Development of an Autonomous Multi-
Robot Sensor Swarm
Contact Information
University: University of Edinburgh
Team Member(s): Andrew Nicol
Faculty Advisors: Dr. H.M.Reekie
Email Address: a.g.nicol@sms.ed.ac.uk
Project Information
Title: Development of an Autonomous Multi-Robot Sensor Swarm
Description:
This project aimed to develop a low-cost multi-robot autonomous sensor swarm capable of providing distributed area explosive detection for dismounted military patrols with minimal human interaction. Development of this system consisted of an initial proof-of-concept study carried out in simulation followed by implementation on a trial robot.
Products:
LabVIEW 2010, Real-Time & FPGA
sbRIO 9602
The Challenge:
The threat of concealed explosives represents the single greatest source of modern military fatalities and injuries. There is therefore a need to provide advanced warning and detection capabilities to military patrols to help minimise this threat.
This project aims to address this need by providing dismounted military patrols with a distributed explosive detection capability, based around a multi-robot autonomous swarm. The proposed system would be composed of around 70 individual robots, corresponding to a 35 man platoon carrying two units each. Each unit will be equipped with a means of determining its position, communicating wirelessly with the other units in the swarm and detecting explosives by chemical analysis or other means.
The Solution:
The main objective of this project was to examine the feasibility of using the principles of swarm control in conjunction with low-cost sensors and microcontrollers to develop a distributed, autonomous sensor network. Swarm control is currently being investigated as part of a number of high-tech, high-value systems, therefore this use of low-cost components represents the main difference between this and existing work. It also represents the primary driver for developing simple control algorithms that can achieve sufficient accuracy without incurring an excessive computational cost.
The main success of this project has been the proof-of-concept investigation carried out through a number of simulations implemented in the LabVIEW environment. These have allowed the development of both a simple yet robust position estimation algorithm and a swarm control algorithm capable of deploying an arbitrary number of robots into a sensor cordon around the swarm operator. Of particular note is that the latter algorithm is capable of quickly closing gaps in coverage, such as may occur if units are destroyed or damaged, by making use of a novel addition to the basic Virtual Force Algorithm used to achieve the swarm deployment.

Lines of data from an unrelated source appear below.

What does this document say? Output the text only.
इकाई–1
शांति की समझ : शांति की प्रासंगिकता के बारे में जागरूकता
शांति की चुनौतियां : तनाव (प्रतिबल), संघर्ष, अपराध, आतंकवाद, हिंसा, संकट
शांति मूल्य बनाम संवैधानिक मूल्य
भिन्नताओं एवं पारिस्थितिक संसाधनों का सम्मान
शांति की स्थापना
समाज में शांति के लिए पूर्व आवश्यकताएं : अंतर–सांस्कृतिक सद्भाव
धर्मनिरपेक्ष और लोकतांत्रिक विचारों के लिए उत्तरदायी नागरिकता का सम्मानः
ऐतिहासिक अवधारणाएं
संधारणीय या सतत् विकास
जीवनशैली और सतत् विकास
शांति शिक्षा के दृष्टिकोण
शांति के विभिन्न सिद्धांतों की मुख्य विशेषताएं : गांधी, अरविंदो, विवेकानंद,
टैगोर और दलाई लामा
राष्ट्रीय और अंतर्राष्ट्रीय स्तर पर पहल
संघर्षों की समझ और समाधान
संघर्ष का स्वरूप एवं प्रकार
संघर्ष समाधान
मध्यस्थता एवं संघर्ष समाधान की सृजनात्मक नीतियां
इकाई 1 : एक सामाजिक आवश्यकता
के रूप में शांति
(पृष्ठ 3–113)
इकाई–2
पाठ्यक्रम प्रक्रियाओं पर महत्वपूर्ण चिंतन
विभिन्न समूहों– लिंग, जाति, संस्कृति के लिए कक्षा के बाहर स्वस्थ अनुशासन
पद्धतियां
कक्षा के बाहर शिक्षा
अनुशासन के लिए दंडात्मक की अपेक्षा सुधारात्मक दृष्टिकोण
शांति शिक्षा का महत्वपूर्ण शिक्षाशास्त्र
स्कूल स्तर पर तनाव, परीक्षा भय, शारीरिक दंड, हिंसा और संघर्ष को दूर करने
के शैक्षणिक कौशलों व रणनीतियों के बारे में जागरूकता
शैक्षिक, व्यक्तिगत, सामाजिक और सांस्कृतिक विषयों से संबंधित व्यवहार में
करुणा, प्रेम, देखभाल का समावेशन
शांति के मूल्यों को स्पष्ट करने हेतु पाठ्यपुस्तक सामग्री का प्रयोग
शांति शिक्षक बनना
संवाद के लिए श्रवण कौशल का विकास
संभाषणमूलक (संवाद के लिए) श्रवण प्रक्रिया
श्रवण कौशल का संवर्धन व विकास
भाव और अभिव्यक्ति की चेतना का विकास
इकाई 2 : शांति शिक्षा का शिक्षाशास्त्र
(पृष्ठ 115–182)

This feature is demonstrated in the following animation which show the “evolution” of the swarm’s deployment around the operator (robot positions shown by blue diamonds and operator position shown by the red square):
Swarm evolution from a linear starting deployment (click to play).
Images are shown at intervals of 500 iterations of the simulation, with 1 iteration equal to 0.1 seconds.
The graphical LabVIEW environment was invaluable in implementing these simulations as it allowed the simple combination of low-level motion and sensor models with the higher-level control algorithms. This allowed the development of the high-level functionality to be achieved much sooner than would otherwise have been possible and also provides a simple means of making modifications to optimise the solution.
Testing of these developed algorithms on hardware was to be done using a simple robot chassis with an sbRIO 9602 used for control and a number of position-determining sensors mounted on top (shown below). The ability to continue using the LabVIEW environment when moving to hardware again significantly accelerated the project, allowing prototyping to be carried out much more rapidly than would have been possible using the likes of a microcontroller programmed in C.
Robot chassis with control and sensing elements mounted on lid.
Unfortunately a number of technical difficulties were encountered in interfacing the various sensors with the sbRIO. The main source of difficulty came from establishing I2C communications with the digital compass as this device exhibited a number of errors, including pulling the communication lines to half-logic voltage levels. After an in-depth investigation, combined with my supervisor’s previous experience with the I2C protocol, it became apparent that the original IP Core used to handle the communications was violating the I2C specification by driving to the high logic level instead of releasing the line to charge up through the pull-up resistors.
Having identified the source of the problem, it was then possible to re-code the low-level switching action of the controller, thereby correcting the fault and allowing communications to be successfully established. This modified IP Core can be found in the attached files. While this problem was ultimately resolved, the delay resulted in it not being possible to complete the integration of the sensor suite within the timeframe of the project. It is hoped that this work will be continued by another student during the next academic year.